Added to this increased efficiency, are full visibility and audit trail of the invoice in real time, increased cashflow forecasting, more accurate KPI reporting and stronger compliance and risk mitigation. Automated workflows ensure adherence to internal policies & regulatory requirements. This reduces fraud risks and strengthens financial controls.
A well-built Accounts Payable Automation solution business case enables finance leaders to demonstrate how Accounts Payable Automation aligns with strategic objectives, delivers tangible financial benefits, and positions the organisation for long-term success.
Describe the state of accounts payable now and the impact on the business if the processes continue without automation. Explain what will happen to the processes and team if automation is implemented, make reference to the idententified risks and follow this with a recommendation for the investment. It should be written in the form of a persuasive story that captures and keeps the attention of the reader but also allows them the fully understand what is being proposed without further reading.
This phase focuses on giving a clear picture of the current state of AP operations, including the people, processes, and technology in place. A thorough assessment of how invoices are received, processed, and paid is essential and will expose the areas that are in need of improvement. Mapping out the existing workflow allows the business to highlight the inefficiencies and specific challenges that must be addressed by the automation solution. Don’t forget the downstream activities too, such as missed early payment discounts, duplicate invoice payments and unnecessary late fees. These secondary pain points are crucial for building the financial analysis later.
It should list details such as technical environment and impact, number of proposed users, commercials such as length of contract and setup and annual costs. Details of training and support, and a proposed start and finish timeline for the project.
Quantified benefits are measurable, data-driven advantages that are realised by implementing automation.

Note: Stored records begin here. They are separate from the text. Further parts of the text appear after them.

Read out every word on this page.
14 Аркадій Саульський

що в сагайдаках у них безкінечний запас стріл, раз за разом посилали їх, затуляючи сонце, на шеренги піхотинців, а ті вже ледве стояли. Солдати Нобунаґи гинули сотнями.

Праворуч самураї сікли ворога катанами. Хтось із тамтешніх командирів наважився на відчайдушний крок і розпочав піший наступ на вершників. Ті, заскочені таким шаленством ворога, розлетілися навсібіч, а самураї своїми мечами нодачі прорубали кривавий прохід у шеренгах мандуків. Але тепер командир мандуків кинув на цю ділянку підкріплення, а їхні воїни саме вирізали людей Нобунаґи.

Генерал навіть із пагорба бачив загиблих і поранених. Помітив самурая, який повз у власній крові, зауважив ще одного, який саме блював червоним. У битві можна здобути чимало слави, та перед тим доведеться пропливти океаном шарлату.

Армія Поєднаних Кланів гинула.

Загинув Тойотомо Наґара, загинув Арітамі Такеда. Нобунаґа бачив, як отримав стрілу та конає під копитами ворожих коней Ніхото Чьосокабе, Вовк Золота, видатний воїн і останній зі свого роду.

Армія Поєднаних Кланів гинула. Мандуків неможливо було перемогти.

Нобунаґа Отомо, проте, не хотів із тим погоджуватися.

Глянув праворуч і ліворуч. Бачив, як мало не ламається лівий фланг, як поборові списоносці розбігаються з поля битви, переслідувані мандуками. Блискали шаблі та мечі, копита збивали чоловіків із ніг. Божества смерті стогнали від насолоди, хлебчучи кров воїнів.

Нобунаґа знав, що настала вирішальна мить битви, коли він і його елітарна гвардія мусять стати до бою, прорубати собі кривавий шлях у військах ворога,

These benefits are typically expressed in financial terms, operational improvements, or efficiency gains, providing concrete evidence to justify the investment and are used in the financial analysis in section 4.
Qualitative benefits refer to the non-financial advantages that are not so easily measured in monetary terms but are significant value. These benefits enhance efficiency, contribute to employee satisfaction, enable better supplier relationships and overall business agility.
• Net Present Value (NPV): Future value of cost savings & benefits.
• Return on Investment (ROI): (Total Benefits - Costs) / Costs × 100%.
• Payback Period: Time required to recover initial investment.
The first step is to look at cost savings, refer to Section 3 for the quantified benefits as a guide of what to include.
Step 2 is to forecast future cashflow over a 3-5 year period. This cash flow forecast should then be adjusted for risk factors. A ‘discount rate’ reflecting risk and opportunity cost is often used. This is usually the Weighted Average Cost of Capital (WACC) based on the company's cost of capital, risk factors, and alternative investment opportunities. If the company doesn’t have a defined WACC it can use industry-standard discount rates. For process automation, companies often use 8-12% based on the level of risk and return expectations.
The last step is to use these adjusted cash flows in the Net Present Value (NPV) and Return on Investment (ROI) formulas to evaluate project feasibility.
Detailing the risks in the business case shows that challenges have been identified as
potentially having an impact on the success of the project. Planning a strategy to mitigate these risks in advance will increase trust with stakeholders responsible, show a balanced approach to investment that is focused on long-term success rather than short-term gains.
Include information about the proposed solution, the costs and ROI and payback term and afirm recommendation to proceed, highlighting the positive financial and operational impact expected, including any additional information that influenced the choice of supplier. Following the conclusion, the next steps should outline a clear action plan as follows:
• Identify all stakeholders that are needed to secure final approval
• Confirming budget allocation
• Establish a detailed project plan from the chosen solution provider
• Appoint a project team and define key milestones
• Initiate a plan to communicate project progress and milestones achieved.